Cilia and flagella are complex structures made up of more than 250 different proteins. Both have a central structure of microtubules known as axoneme, surrounded by the plasma membrane. Axoneme is formed by 9 outer pairs of microtubules, plus a central pair of microtubules. This organization is written down as 9x2+2. Microtubules of the axoneme grow from the microtubules of the basal body. Basal body have 9 triplets of microtubules (i.e. 9x3+0). The axoneme organization is strengthened by a scaffold of proteins. The outer pairs of microtubules of the axoneme are connected between each other by nexin proteins, whereas protein spokes connect the outer pairs with the central pair. The motor protein dynein is located between the outer pairs. Dynein is involved in the movement of cilia and flagella. The movement is a consequence of the sliding of one outer pair over another adjacent one, which forces the bending of the axoneme.

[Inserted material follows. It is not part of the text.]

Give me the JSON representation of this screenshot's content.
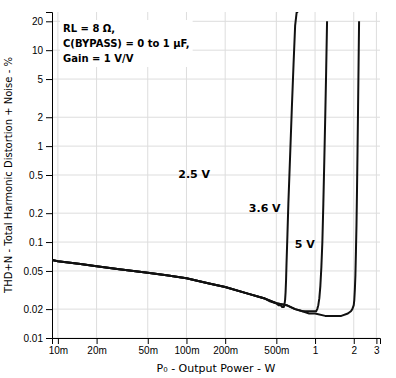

Some type of cilia are known as primary cilia. Primary cilia cannot move, are scarce, and sometimes appear alone in the cells. At least one cilium is present in most of the animal cells studied so far. Primary cilia bear in their membranes many receptors and ionic channels, so that a sensory role has been suggested. Nowadays, both primary and moving cilia are thought to develop a sensory function since both of them have receptors in their membranes.
Ohi R, Zanic M. 2016. Ahead of the curve: new insights into microtubule dynamics. F1000Research. 5:314.